The Dickey-Givens Community Center’s new home is on the way.
A groundbreaking ceremony for the center’s new location took place at Fannie Robinson Park Jan. 15. City personnel and representatives of the community were in attendance.
Mayor Brandt Rydell welcomed everyone to the ceremony thanking several different people and organizations that helped make the day possible.
“First and foremost, the Welfare Workers Club,” said Rydell, ”who’s efforts as far back as the 1930s helped to bring the vision of the community center on the south side of Taylor to life, and the organization continues to this day. I’m so grateful for the folks associated with the Welfare Workers Club.”
Rydell also recognized Lessie Givens who was in attendance. Givens’ contributions to the community were honored in 2016 when the center was renamed.
“I am grateful for the community for carrying on the legacy,” she said.
The center is located in Taylor’s District 1. Gerald Anderson, who represents the district on the City Council, spoke about the importance of the center as a city landmark.
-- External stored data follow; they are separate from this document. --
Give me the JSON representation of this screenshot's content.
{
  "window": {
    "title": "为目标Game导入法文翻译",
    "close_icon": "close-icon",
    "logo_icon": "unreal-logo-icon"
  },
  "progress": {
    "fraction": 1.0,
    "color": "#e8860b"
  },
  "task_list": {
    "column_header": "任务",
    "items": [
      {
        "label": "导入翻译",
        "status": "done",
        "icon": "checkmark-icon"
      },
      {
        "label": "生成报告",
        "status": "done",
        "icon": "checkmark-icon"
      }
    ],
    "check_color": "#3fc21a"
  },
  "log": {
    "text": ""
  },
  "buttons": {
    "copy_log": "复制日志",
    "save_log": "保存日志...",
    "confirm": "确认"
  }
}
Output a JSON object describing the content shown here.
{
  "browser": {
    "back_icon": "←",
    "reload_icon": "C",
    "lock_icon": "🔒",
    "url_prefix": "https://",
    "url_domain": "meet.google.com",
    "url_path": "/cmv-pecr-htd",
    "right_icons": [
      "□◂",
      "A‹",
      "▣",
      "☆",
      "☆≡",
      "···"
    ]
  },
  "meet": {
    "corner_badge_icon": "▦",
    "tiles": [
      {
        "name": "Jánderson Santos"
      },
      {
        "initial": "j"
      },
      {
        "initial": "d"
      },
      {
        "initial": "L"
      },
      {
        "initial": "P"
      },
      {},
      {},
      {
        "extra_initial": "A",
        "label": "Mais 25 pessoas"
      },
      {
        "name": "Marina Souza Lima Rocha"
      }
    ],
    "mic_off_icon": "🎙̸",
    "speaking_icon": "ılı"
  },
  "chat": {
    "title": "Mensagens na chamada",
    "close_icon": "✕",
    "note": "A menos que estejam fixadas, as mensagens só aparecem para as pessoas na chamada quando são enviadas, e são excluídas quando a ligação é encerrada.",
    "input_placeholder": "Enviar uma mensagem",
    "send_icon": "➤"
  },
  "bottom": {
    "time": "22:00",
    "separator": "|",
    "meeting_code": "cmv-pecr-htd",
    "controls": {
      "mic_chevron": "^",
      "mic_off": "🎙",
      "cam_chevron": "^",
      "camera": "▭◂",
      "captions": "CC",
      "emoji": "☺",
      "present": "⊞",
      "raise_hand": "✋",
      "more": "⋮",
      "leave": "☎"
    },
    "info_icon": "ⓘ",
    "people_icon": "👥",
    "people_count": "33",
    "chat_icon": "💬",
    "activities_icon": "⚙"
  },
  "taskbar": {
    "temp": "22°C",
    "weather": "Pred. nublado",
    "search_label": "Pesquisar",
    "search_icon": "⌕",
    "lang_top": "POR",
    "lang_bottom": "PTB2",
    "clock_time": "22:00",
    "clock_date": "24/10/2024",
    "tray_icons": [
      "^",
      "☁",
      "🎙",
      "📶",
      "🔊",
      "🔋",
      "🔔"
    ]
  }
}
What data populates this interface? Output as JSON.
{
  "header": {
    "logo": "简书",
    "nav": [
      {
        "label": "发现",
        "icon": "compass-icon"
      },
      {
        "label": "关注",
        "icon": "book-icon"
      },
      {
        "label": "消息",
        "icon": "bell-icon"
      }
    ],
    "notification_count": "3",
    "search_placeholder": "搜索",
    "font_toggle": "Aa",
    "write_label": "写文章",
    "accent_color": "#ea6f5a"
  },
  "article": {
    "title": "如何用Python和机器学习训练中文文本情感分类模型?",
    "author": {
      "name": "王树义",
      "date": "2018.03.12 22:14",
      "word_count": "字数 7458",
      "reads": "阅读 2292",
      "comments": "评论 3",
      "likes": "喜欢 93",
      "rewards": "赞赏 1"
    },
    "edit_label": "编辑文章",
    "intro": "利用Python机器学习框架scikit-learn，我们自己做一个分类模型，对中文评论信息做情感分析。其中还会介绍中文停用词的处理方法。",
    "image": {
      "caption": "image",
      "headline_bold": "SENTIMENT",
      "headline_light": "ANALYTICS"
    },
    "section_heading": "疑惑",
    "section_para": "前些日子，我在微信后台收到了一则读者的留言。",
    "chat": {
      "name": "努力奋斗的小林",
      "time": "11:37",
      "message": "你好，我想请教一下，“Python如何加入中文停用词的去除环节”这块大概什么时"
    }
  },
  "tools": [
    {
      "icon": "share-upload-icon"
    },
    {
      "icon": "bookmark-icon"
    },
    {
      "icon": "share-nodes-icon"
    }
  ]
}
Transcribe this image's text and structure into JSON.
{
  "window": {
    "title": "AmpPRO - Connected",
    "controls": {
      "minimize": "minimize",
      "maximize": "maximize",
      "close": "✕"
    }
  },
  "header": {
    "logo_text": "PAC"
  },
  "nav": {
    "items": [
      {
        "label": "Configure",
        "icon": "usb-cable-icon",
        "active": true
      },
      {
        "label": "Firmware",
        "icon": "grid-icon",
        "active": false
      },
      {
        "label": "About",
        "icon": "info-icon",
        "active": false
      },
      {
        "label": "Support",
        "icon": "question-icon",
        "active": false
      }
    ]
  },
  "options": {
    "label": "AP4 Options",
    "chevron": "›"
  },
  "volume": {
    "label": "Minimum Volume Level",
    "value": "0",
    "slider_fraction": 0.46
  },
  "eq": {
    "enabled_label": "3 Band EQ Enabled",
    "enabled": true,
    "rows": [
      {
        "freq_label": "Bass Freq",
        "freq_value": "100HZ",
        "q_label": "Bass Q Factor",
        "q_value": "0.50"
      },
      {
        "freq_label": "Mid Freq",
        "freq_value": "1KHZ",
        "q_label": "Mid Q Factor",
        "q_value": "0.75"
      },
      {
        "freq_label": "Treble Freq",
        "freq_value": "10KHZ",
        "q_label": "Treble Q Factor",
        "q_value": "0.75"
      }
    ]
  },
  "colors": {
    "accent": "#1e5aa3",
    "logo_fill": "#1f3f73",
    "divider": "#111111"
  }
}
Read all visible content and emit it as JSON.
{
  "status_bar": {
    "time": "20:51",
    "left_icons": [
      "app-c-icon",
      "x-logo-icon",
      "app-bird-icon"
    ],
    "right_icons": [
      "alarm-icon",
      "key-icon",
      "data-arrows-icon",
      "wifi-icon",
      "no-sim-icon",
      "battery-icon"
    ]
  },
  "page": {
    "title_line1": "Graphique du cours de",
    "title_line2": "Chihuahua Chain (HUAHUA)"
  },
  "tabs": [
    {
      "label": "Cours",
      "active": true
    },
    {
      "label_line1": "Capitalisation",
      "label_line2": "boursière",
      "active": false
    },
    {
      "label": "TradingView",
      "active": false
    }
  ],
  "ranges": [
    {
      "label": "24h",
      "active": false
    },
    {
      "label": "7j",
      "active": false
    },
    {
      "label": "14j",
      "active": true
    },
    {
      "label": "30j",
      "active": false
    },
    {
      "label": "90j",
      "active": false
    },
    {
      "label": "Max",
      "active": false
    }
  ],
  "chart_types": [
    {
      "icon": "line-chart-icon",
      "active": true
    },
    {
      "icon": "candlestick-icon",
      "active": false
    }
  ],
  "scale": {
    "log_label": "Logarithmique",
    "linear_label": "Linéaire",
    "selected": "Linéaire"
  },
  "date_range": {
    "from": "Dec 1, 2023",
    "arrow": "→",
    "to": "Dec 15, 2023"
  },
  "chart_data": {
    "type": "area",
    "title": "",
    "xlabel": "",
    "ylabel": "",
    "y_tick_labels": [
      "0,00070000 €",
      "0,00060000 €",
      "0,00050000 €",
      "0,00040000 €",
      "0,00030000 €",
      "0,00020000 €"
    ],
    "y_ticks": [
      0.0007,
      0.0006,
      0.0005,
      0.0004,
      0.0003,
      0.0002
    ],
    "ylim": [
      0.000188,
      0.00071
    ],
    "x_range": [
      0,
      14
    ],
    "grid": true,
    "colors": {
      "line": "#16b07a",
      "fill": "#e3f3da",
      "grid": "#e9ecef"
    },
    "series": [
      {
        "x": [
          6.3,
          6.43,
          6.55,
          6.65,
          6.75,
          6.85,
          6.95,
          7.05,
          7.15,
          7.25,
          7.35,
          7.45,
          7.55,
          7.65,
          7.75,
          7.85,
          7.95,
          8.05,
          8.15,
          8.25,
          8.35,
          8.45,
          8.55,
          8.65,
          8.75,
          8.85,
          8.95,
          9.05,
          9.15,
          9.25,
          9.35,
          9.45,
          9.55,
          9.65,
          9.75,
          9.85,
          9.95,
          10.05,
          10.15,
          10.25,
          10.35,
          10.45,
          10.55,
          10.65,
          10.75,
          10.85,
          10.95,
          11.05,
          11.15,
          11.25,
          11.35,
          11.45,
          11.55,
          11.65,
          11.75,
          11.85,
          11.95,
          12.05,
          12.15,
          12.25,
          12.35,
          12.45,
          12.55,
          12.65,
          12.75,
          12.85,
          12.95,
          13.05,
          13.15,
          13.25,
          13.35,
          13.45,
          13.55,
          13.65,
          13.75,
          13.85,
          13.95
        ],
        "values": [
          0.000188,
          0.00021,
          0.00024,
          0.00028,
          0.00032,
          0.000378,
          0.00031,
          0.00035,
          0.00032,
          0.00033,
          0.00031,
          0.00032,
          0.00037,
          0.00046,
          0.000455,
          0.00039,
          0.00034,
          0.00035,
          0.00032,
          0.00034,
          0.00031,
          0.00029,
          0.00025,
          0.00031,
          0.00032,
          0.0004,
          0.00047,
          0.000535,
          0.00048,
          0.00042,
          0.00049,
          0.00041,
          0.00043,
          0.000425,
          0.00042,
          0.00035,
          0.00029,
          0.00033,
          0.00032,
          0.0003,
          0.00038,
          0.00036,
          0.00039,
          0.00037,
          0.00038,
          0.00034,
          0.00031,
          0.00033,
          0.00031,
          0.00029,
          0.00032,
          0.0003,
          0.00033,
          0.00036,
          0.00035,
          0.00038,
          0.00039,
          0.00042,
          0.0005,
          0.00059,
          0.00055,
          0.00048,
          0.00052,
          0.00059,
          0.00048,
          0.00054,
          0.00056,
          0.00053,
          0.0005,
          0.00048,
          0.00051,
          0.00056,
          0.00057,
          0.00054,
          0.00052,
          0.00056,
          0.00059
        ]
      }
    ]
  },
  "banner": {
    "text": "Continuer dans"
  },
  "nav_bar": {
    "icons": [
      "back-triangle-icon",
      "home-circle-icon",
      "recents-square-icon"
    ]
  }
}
“When a community comes together in a place like this community center, they have an opportunity to talk to one another and to catch up on news about family, friends and their life in general” said Anderson. “When a community comes together, they learn about each other’s strengths and weaknesses and find ways to celebrate their accomplishments. This community center will be a vital center for the community in District 1 and in the city of Taylor at large.”
Anderson and Rydell commended former mayor Don Hill and his wife, Leslie Hill, for being an instrumental force in this project.
“I remember that council meeting where we talked about community development block grant, and we were talking about streets, streets, streets,” recounted Rydell, “and (Hill) said ‘Streets are important, but so is community, and we need to do something about that community center,’ and I remember that meeting distinctly.”
As for the former building, Leslie Hill shared fond memories and thoughts on its future, including maybe turning the place into a museum.
“That place up there was the place I went as a teenager. Ms. Givens was the one that made sure we did what we were suppose to do up there: stay on the inside, not go on the outside,” said Leslie Hill. “I feel good about what’s getting ready to happen, and if we can get the city council and city management to work with us, maybe we can keep that building right up there on that corner. It didn’t bother us from 1959 to 2020. It won’t bother us.”
Jacob Walker from HDR Engineering said at the ceremony he expects the new Dickey-Givens Community Center project to finish mid-summer.